Inteligência artificial na oncologia
Os pesquisadores apontam que a convergência entre inteligência artificial, dados genéticos e análise proteica abrirá caminho para tratamentos personalizados. Segundo eles, a integração entre medicina, ciência e tecnologia não tem volta e será cada vez mais comum no futuro.
“São milhares de proteínas por amostra. É impossível para um ser humano analisar isso sozinho com precisão. A inteligência artificial consegue lidar com esse volume e ainda identificar padrões que a gente não vê. Isso não substitui o médico, mas potencializa muito o que a ciência pode entregar para o paciente”, destaca Simões.
De acordo com Tathiane, a aplicação da inteligência artificial na oncologia já acontece há mais de uma década.
“Já usamos IA na oncologia há mais de uma década, mesmo antes de se falar tanto no tema. Agora, com o avanço das tecnologias, ela se torna cada vez mais indispensável. Não é o futuro, é o presente”.
Destaque para o câncer de cabeça e pescoço
Os pesquisadores destacaram o câncer de cabeça e pescoço devido ao desempenho da ferramenta e à sua importância epidemiológica. Conforme dados do Instituto Nacional de Câncer (INCA), essa é a terceira neoplasia mais comum no Brasil, com mais de 40 mil novos casos por ano. Por seu desenvolvimento muitas vezes silencioso, a doença costuma ser detectada em estágios avançados.
“Quanto mais cedo soubermos se um tumor tem alto potencial de agressividade, melhor podemos definir o tratamento ideal, seja ele cirúrgico, quimioterápico ou uma combinação”, contou Tathiane.
Diagnóstico e tratamentos
A ferramenta PROTsi não apenas indica o grau de agressividade do tumor, mas também identificou proteínas presentes apenas nas formas mais graves da doença. Essas proteínas, algumas já utilizadas como alvo em outros medicamentos, agora podem ser exploradas como novas opções terapêuticas contra o câncer.

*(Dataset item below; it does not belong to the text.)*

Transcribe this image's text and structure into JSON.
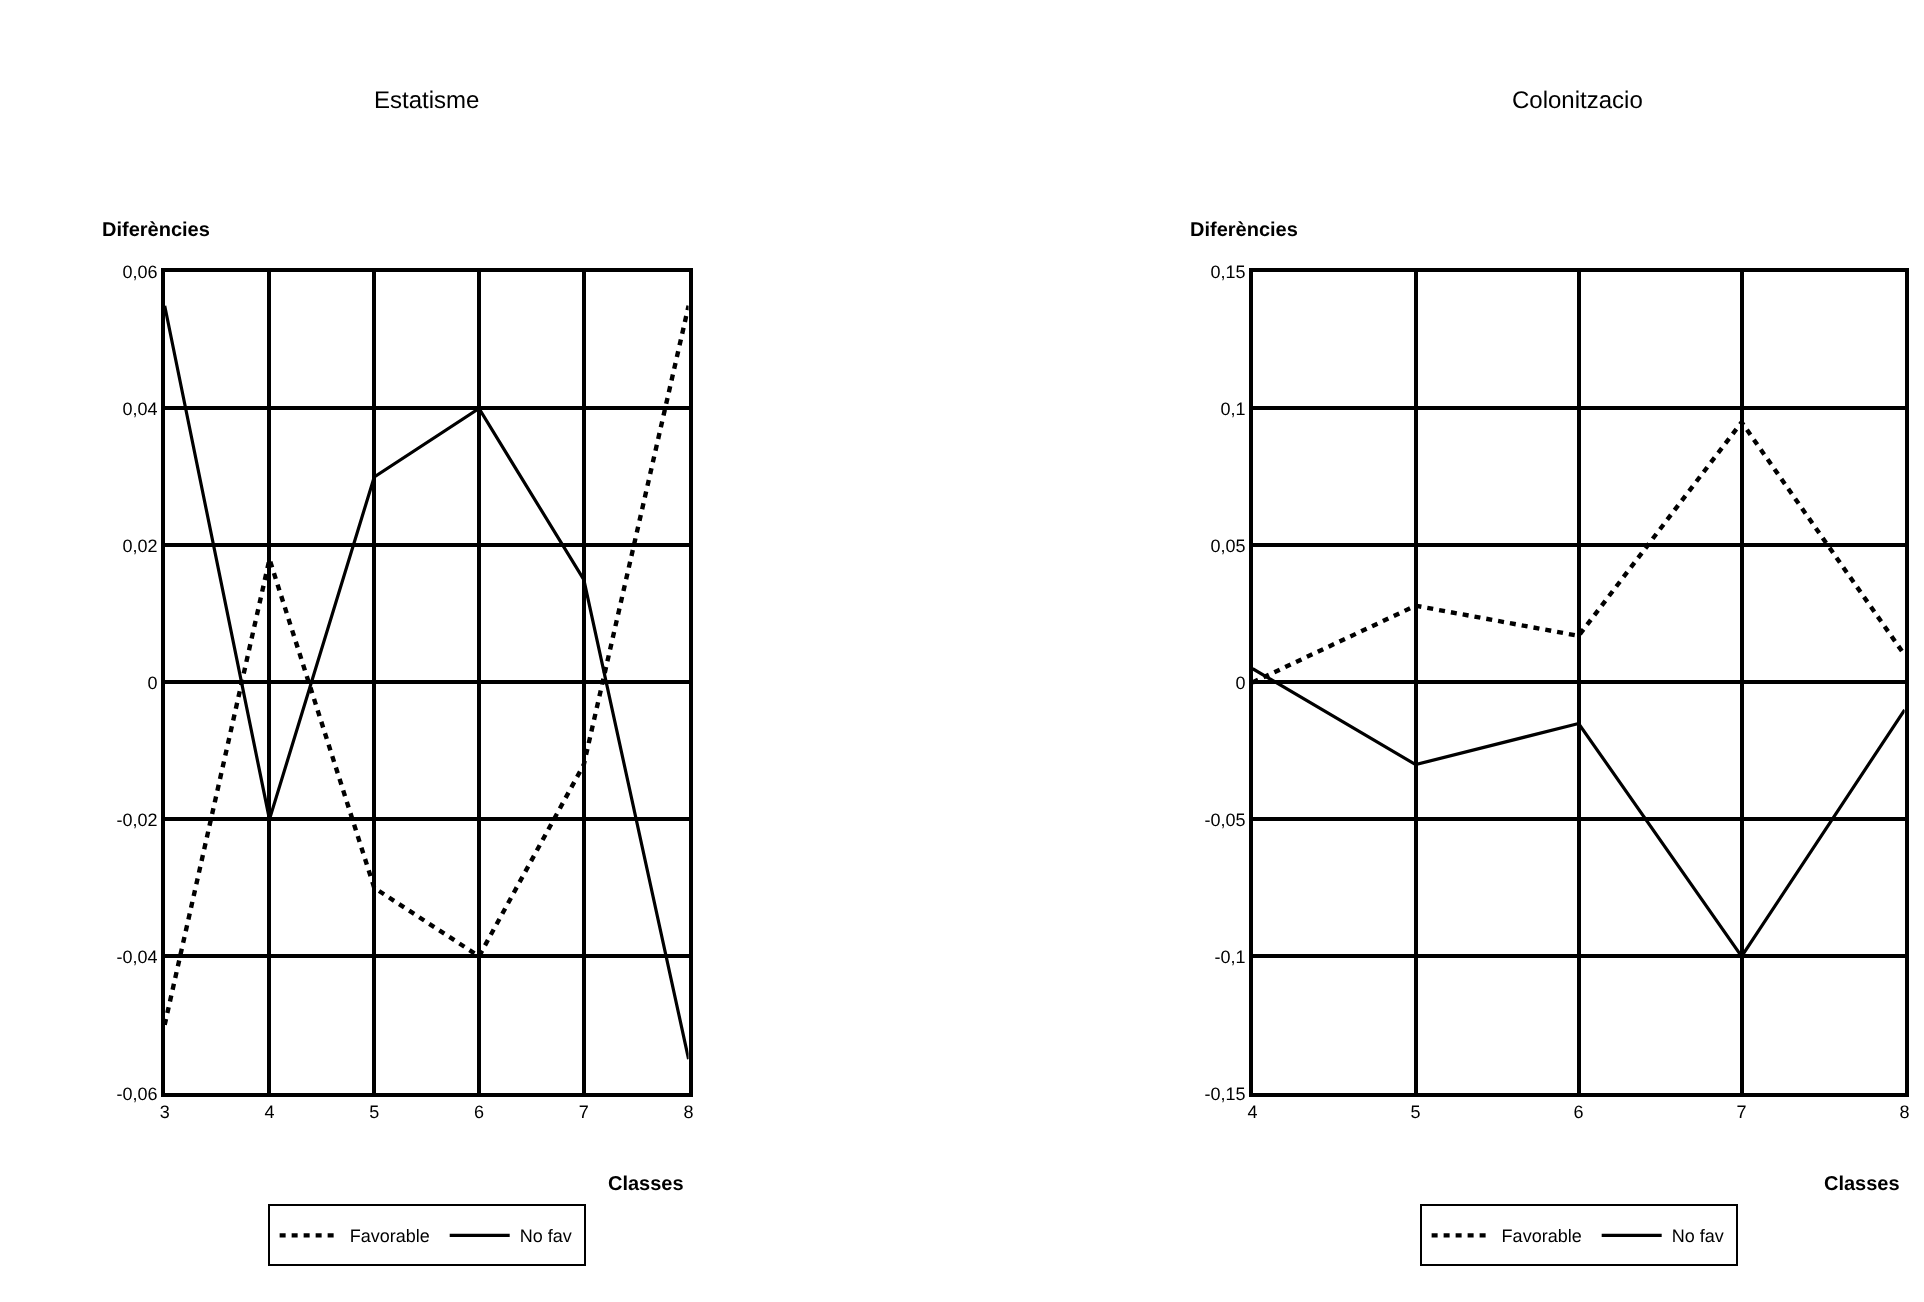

“Muitas dessas proteínas já são alvos de medicamentos disponíveis no mercado para pacientes de câncer e outras doenças. E agora podem ser testadas em trabalhos futuros a partir dessa identificação. Isso abre uma frente promissora de reposicionamento de drogas, o que pode acelerar o desenvolvimento de terapias”, destaca a coordenadora.